В комнате на секунду повисает пугающее молчание, и Арчи Хикокс уже сомневается, здесь ли Кёрклэнд.
- Что, устал от моей болтовни?
Снова нет ответа.
Парой глотков Арчи допивает остатки скотча в бутылке. Скотч так знакомо, так привычно обжигает горло и развязывает язык.
- Зачем ты пришёл, придурок ты, называющий себя Англией?
В комнате становится всё жарче, или Арчи пьян, или это что-то между ними, или это сны, плохие, страшные сны, в которых много мёртвых немцев, простреленных черепов и американских солдат. Арчи Хикоксу хочется верить, что это сны, даже если бы проснуться он должен был в сумасшедшем доме.
- Всё просто, - Артур поднимается со скамьи, - если бы я не был нужен тебе, я бы не пришёл.
- Нахрен ты мне не нужен.
- Я нужен всем, кто творит английскую историю. Тем, кто действительно её творит, не Генриху Восьмому - со своими шестью жёнами он как-то смог разобраться сам.

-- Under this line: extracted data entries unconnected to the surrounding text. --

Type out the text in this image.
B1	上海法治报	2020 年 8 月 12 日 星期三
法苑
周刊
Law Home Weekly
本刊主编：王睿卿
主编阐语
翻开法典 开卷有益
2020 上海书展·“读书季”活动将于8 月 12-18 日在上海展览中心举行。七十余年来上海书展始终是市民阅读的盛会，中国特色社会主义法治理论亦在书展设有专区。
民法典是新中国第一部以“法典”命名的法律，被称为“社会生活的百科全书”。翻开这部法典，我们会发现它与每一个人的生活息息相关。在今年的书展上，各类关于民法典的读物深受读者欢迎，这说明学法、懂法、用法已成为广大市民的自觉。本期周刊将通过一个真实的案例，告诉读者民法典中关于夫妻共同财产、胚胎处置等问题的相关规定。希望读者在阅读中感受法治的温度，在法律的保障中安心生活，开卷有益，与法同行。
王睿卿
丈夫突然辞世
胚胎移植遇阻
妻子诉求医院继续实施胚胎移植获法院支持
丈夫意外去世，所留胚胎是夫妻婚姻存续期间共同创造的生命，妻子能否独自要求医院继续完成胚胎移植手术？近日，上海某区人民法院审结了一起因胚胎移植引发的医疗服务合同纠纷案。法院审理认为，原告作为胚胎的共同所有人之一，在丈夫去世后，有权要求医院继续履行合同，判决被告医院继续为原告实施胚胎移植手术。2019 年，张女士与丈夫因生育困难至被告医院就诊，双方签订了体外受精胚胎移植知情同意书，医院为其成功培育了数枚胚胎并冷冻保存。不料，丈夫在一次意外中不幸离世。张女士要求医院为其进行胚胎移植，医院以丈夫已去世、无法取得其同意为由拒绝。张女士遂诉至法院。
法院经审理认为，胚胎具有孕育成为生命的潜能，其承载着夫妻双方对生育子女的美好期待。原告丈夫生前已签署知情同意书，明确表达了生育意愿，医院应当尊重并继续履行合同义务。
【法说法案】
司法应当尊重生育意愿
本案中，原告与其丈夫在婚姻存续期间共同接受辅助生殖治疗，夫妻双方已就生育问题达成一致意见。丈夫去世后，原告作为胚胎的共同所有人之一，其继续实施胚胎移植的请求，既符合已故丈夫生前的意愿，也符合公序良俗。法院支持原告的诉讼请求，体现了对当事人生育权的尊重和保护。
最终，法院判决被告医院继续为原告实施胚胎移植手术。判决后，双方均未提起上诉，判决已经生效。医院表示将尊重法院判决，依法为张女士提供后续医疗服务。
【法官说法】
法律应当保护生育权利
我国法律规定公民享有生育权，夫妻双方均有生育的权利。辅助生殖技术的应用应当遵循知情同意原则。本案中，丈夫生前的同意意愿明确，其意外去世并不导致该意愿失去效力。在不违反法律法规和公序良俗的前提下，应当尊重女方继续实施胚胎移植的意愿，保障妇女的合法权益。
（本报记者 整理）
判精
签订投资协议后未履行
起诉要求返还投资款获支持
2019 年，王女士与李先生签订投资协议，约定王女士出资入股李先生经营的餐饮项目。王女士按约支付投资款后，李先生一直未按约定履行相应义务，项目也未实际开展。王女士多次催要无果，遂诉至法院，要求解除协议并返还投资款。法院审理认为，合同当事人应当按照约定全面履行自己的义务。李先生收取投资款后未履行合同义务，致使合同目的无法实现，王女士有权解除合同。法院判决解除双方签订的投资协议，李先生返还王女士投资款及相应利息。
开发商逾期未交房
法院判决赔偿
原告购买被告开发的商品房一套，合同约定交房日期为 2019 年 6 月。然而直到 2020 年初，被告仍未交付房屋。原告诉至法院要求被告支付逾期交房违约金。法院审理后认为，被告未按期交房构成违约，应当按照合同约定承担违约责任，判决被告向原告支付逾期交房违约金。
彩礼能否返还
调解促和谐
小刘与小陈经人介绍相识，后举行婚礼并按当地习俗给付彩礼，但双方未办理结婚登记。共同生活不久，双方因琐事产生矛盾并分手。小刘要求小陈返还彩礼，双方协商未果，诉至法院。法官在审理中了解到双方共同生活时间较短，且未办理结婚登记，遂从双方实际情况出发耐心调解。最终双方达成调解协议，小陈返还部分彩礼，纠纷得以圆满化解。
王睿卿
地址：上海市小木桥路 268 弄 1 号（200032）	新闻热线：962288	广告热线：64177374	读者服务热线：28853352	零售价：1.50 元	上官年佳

Я приходил к Уоту Тайлеру и к Гаю Фоксу, и к адмиралу Нельсону - славный был разговор за вечер до Трафальгарской битвы.
Арчи не знает, как Артур Кёрклэнд оказывается настолько близко. Его дыхание тяжёлое, горячее, и ничуть не пьяное, а под глазами залегли тёмные мешки и маленькие, тонкие, едва заметные морщинки.
- И знаешь, что? - спрашивает Артур, когда его пальцы почему-то так фамильярно касаются щеки Арчи.
Арчи брился ещё этим утром.
Пальцы Артура все длинные, некрасивые, с обломанными ногтями. Вот они, невольно думает Хикокс, пальцы Англии. У государства нет свободной минутки на маникюр.
И знаешь, что, спрашивает Артур, и нет, Арчи не знает.
- Мне не не было жалко Гая Фокса, он сам виноват, в конце концов. Но мне жалко тебя.
Когда Арчи шипит, Англия, мне не нужна твоя жалость, дыхание перехватывает, а Кёрклэнд тихо смеётся, как будто не верит.
- Дурак, - беззлобно говорит он, и ноги Арчи подкашиваются, а томительная тяжесть чуть ниже живота заставляет вздрогнуть и закусить губу.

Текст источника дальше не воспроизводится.